Что-то с треском выворачивали из стен и роняли на пол. Если бы у здания были зубы, такой звук стоял бы в кабинете дантиста. К грохоту добавились спор и ругань.

Дверь внутри кабинета вела в узкую как стакан камору, бывшую приватной уборной. Теперь она стояла заваленной всяким хламом и отчаянно пахла мышами, поколения которых нашли приют в башнях из старых стульев. Стараясь ничего не задеть, М. протиснулся между ними и приложил ухо к холодному кафелю стены, вслушиваясь в происходящее.

А случилось в тот вечер вот что.

Афанасий Никитович был, через Василия Степановича, весьма обижен Яковом Панасовичем, оттяпавшим у него помещения «ввиду запредельной тесноты и невозможности хранить бесценные единицы в угрожающих им условиях». Все это и даже более, со ссылками на установленные нормы, перечислением неурядиц, касаясь мимоходом личности самого Афанасия Никитовича (представленной не в лучших тонах), было изложено Василию Степановичу в записке от Якова Панасовича за номером 117.

Директор выдал гневную резолюцию и теперь по слову его совершалось изгнание предметов, бывших за Афанасием Никитовичем, из помещения А в помещение Б, а проще говоря — в бывшую кучерскую, до сих пор перегороженную полатями, на которых спали дворовые. Теперь эти полати ломали, чтобы расквартировать экспонаты.

История была известна всему музею.

Ругались меж собою в тот вечер все: рабочие, сносившие заступами оснастку, Кудапов и Порухайло — по известной причине, а равно грузчики Новосельский со Старожитневым, на горбы которых пал переезд. Новосельский был недоволен, но не так недоволен, как Старожитнев, привлеченный в чужую смену за крайнюю срочность дела. Впрочем, последние, выторговав по отгулу с сохранением, ругались скорее из трудового принципа, гласившего, что без мата тяжелый груз не идет, а начальство сплошь кровососы.

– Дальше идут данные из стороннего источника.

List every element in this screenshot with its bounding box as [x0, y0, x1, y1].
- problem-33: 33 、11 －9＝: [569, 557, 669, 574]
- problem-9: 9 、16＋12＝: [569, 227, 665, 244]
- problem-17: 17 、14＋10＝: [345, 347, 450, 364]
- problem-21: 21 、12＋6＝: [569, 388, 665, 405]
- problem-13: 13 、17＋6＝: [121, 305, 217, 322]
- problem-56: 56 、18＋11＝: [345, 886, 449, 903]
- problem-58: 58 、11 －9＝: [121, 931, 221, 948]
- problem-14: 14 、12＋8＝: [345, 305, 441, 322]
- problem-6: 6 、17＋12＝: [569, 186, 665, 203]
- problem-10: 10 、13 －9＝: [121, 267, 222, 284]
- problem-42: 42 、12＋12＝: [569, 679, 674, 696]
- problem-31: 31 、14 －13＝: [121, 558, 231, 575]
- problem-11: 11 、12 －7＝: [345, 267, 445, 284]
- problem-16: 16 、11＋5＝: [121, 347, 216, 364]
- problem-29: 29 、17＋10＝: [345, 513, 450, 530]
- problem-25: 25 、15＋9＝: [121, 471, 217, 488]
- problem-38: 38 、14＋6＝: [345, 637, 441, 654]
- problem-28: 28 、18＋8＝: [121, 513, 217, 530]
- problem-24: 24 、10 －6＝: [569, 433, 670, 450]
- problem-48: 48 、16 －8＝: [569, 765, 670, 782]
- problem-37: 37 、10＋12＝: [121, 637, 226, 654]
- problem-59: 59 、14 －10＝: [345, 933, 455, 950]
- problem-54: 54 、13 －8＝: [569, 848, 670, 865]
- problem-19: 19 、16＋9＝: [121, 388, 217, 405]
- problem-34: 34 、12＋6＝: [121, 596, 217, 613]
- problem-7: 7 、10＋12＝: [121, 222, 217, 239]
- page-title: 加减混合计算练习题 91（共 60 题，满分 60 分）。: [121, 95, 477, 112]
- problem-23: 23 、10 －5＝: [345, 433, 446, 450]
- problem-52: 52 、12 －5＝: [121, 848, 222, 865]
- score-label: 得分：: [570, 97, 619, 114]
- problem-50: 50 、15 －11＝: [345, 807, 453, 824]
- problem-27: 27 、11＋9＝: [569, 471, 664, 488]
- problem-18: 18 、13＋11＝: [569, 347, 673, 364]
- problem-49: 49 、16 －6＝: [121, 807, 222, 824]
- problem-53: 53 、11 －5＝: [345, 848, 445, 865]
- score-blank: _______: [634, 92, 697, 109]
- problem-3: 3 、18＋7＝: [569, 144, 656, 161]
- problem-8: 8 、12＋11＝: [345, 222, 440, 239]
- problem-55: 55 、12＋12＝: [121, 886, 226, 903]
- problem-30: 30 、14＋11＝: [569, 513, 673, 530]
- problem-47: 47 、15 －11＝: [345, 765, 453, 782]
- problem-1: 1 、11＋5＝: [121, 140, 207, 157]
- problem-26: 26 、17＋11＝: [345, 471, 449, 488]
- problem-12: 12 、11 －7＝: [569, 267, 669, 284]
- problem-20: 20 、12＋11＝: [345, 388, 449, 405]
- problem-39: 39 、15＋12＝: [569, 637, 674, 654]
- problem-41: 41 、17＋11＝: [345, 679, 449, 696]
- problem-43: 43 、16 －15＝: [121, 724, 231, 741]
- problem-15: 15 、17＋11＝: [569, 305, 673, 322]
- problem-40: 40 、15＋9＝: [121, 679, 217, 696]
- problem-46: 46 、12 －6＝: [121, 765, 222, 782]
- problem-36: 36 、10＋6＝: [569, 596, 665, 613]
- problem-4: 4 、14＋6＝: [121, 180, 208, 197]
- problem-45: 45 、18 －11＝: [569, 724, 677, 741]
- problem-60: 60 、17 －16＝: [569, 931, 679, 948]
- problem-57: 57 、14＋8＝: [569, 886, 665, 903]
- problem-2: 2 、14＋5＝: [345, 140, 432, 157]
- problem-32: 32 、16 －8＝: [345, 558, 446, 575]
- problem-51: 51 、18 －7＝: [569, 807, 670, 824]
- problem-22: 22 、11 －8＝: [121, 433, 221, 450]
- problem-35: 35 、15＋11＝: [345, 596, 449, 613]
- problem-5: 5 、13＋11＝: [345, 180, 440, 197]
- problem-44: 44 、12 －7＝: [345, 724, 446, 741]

Сторона обороняющаяся (Кудапов) тормозила процесс, сторона-агрессор (Порухайло) напирала. Обе орали на рабочих и грузчиков, тоже не остававшихся в долгу.

— Клепсидра пусть стоит, где стояла — до разбирательства! Несите ее обратно! Я не допущу произвола! — орал Кудапов, тыча Старожитнева в потный бицепс. — Я уже направил докладную о невозможности такой постановки дела! Директор должен знать правду! Вы затмили его сознание ложью! — кричал он на Порухайло, быстро развернувшего оккупацию, пожиная плоды интриги. — Прекратите надругательство над историей! Я иду к нему! С жалобой на всех вас!

Вскотский, о чем надежно знал Порухайло, его не принимал, ссылаясь на дела с Просветкультом и прочая в том же духе, и кричал в коммутатор на секретаршу, которая, свекольно побагровев, гнала просителя вон с приемной. Кудапов блеял и восклицал, требуя впустить его на минуту. Но хуже того — директору, он ужасно не нравился секретарше, что делало его фигурой нон-грата музейной жизни. Лужана Евгеньевна, отрубив к чертям коммутатор, гнала прочь дебошира, грозя всеми земными карами и несколькими небесными. Кудапов отступал, но не унимался, ища сторонников в коридоре, но никто ему не соратствовал — хватало своего геморроя.

Разобравшись в происходящем и брезгливо поморщившись, М. выбрался из каморы, спрятал артефакт в нише под подоконником, прикрыл плотнее за собой дверь и вернулся в чрево организации, чтобы с достоинством работника умственного труда покинуть ее пределы в означенное внутренним распорядком время…

Видения М. расточились, мысли вернулись к настоящему. За окнами шелестели кроны, и алая муть сочилась из-за домов, знаменуя ветреный рассвет над столицей. Печь давно прогорела, в подвальчике стало холодно. Он поднялся из-за стола, размял затекшую спину и побрел спать на пустой желудок, мысленно ругая себя за небрежение домашним хозяйством.